Гольфстрим - Натиг Расулзаде
Шрифт:
Интервал:
Закладка:
Эта книжка писалась в Литературном институте, по вечерам, в комнате общежития Литературного, о котором я вспоминаю с большой теплотой, и потому, бывая в Москве, я никогда не захожу в свой родной институт, чтобы не разочароваться; я знаю – и в моей alma mater за сорок лет произошли большие изменения, как и во многих городах бывшей и распавшейся страны, где приходилось бывать. О Литинституте я тоже написал книжку, она называется «Оглянись назад без грусти» и несколько сентиментальна, что видно из названия, и это произведение не является одним из моих любимых, но, тем не менее, оно написано, и написано, как говорится, по горячим следам, почти сразу после окончания института и возвращения домой, в Баку. Видимо, подсознательно я понимал, а вернее – чувствовал, что пройдут годы, и я не смогу с той же достоверностью и реальностью воскресить время, проведенное в стенах Литературного, всех моих друзей из разных концов тогдашней огромной страны, всех женщин, которых я любил и все интересные события, через которые я тогда прошел. Но чувство любви к тем студенческим дням становится с годами все острее и я по-настоящему испытываю ностальгию по прошлому, когда вспоминаю свою жизнь в том московском вузе, чего не могу сказать о годах, проведенных в Политехническом институте в своем городе.

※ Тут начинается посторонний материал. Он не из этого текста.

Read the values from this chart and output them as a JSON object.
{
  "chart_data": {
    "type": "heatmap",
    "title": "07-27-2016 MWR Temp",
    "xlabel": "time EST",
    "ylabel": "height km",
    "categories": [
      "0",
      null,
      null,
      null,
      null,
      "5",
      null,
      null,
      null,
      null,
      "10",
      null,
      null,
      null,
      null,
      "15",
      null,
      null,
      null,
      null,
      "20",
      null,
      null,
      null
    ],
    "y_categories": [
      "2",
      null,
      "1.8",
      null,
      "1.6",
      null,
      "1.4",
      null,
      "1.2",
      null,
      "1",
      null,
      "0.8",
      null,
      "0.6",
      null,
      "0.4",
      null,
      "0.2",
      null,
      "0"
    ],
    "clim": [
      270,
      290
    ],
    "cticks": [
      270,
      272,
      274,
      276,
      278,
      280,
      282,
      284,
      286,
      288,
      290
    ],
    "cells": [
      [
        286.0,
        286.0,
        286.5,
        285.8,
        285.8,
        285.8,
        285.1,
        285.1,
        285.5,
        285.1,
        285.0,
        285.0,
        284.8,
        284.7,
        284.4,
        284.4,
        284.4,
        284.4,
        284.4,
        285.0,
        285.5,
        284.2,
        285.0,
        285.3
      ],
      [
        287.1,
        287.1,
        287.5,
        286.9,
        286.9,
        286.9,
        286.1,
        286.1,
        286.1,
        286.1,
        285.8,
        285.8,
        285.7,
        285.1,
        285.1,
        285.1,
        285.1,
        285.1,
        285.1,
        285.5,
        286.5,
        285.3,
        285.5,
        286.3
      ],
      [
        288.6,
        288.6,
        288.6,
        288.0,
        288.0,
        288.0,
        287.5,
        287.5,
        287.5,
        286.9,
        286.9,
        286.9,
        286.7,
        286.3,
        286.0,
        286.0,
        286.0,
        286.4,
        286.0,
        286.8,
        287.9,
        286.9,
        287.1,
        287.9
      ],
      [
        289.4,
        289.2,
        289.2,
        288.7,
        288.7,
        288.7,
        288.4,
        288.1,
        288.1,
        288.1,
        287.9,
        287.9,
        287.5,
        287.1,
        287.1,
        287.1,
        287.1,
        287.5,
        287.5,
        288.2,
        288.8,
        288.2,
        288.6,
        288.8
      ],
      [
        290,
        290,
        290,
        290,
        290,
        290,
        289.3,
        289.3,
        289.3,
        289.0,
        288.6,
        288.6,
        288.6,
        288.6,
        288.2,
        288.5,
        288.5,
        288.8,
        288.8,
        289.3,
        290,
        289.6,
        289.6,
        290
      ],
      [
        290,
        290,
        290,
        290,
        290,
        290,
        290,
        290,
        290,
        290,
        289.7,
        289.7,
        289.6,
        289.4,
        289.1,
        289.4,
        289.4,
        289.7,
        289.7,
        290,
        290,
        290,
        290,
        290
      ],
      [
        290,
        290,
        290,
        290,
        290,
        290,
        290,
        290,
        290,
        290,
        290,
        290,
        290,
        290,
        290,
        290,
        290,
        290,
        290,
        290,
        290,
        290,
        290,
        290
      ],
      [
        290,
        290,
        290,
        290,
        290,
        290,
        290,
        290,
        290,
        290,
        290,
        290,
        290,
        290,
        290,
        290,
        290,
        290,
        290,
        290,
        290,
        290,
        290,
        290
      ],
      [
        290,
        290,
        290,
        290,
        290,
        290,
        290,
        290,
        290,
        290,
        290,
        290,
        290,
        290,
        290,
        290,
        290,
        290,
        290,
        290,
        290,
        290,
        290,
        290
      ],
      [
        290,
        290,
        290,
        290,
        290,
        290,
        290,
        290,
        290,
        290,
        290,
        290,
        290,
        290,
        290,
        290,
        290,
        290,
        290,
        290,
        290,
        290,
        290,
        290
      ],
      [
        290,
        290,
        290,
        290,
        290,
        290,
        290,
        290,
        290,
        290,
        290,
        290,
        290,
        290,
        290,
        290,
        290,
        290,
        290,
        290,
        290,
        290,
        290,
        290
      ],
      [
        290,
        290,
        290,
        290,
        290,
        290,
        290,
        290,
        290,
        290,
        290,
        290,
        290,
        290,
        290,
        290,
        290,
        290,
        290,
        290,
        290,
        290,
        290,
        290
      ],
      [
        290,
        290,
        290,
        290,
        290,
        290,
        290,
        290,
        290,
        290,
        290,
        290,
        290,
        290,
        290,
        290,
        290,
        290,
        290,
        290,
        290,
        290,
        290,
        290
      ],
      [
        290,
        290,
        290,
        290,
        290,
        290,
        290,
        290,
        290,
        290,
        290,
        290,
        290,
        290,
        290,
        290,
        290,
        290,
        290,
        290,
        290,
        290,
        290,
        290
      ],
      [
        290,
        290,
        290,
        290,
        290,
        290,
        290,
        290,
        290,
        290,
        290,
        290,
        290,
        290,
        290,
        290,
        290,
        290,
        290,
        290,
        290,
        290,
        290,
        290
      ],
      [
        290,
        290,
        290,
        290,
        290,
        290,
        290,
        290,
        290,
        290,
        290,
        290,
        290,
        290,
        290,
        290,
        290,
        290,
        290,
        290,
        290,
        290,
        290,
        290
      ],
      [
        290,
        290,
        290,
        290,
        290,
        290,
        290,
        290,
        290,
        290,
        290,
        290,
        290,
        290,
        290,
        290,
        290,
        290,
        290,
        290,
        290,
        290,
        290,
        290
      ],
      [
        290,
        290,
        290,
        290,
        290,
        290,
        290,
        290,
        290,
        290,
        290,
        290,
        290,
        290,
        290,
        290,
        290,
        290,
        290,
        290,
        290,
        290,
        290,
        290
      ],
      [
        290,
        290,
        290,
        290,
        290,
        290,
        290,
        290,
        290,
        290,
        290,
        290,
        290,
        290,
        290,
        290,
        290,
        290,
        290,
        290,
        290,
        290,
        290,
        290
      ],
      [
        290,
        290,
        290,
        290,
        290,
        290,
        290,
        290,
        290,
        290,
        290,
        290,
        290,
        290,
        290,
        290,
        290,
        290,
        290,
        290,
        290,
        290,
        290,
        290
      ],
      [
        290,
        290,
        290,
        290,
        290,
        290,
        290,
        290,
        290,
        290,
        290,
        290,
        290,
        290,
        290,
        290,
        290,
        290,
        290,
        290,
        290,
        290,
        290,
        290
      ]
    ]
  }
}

Впечатление от первой публикации было ошеломляющим – я держал в руках газету и не мог поверить, что это мое имя набрано жирным шрифтом на газетной странице; правда, это была не проза, которой я в дальнейшем стал профессионально заниматься, а какая-то статья или очерк, я теперь не помню, но помню отчетливо то чувство которое испытал, как страшно забилось сердце, готовое выскочить из груди, как я гордо поглядывал вокруг, думая, что уже все с интересом смотрят на меня, что миллионы читателей, прочитав эту статью, которую я нещадно, без всякой меры загрузил образами (многое, кстати, в редакции вполне справедливо убрали, но пока, держа газету в руках и уставившись на свою фамилию, я об этом не подозревал), станут узнавать меня на улицах, показывать на меня, перешептываться, кивая друг другу на меня, ставшего в одночасье знаменитым… Первая публикация в чем-то была для меня сродни первой любви, первой женщине (не оставившей, впрочем, ничего, кроме смутных воспоминаний о себе, я о женщине), это чувство я помню очень ярко, будто вчера произошло, хотя прошло много лет, и я тогда был очень молод. Но потом вторглась суровая проза жизни и в редакции мне сделали ряд серьезных замечаний по поводу статьи, что смазало первоначальные впечатления от публикации, но помогло мне в дальнейшем писать более сжато, не удаляясь от сути материала. Это была хорошая школа, хотя пребывал я в ней недолго, я не собирался стать газетчиком; я пока еще смутно чувствовал, что ожидает меня нечто больше, чем карьера газетного репортера – я много читал и восхищался писателями, которым удалось создать свой такой потрясающе интересный мир, где после прочтения я еще долго жил, домысливая судьбы героев, продолжая сюжет, и мне хотелось самому попытаться создать нечто подобное, свой мир.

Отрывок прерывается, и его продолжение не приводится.